Cuando me contó sobre su empatia, me imagine que era capaz de tal cosa la primera vez que me dijo que podía sentir lo que los demás sienten. Me dio miedo su experimento mágico, no por que tuviera muchos secretos, que si los tenia, sino por que el mayor de todos y el único que no me atrevía a mostrarle, era la confusión de sentimientos que tenia, no podía explicárselo por que ni yo tan siquiera lo entendía.
Así que desvié el tema hacia un terreno en el que yo me sentía mas seguro, el sexo, ya que pensé que todo lo que yo sentía por ella era lujuria, ya que mi cuerpo ardía cada vez que estaba cerca de ella, la deseaba tan intensamente que me había despistado en el mercado, incluso en medio de las batallas no podía dejar de pensar en que podía salir herida, debía terminar con esa confusión de sentimientos, y creí sinceramente que así terminaría con mi obsesión de ella.

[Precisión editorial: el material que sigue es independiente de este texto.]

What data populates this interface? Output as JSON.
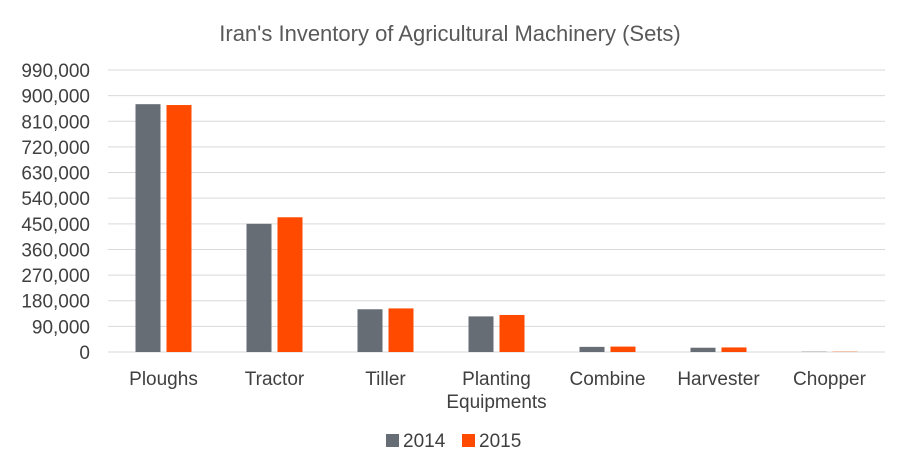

Que lejos estaba de la realidad… después de que tuvimos sexo, fue como si el mundo cambiara sus colores, por primera vez en mi vida sentí ganas de reír, de jugar, de vivir. Había llegado a Feraldan buscando una muerte segura y ahora me encontraba deseando un futuro con Neshama, un nuevo comienzo.
Era mucho mas de lo que realmente merecía.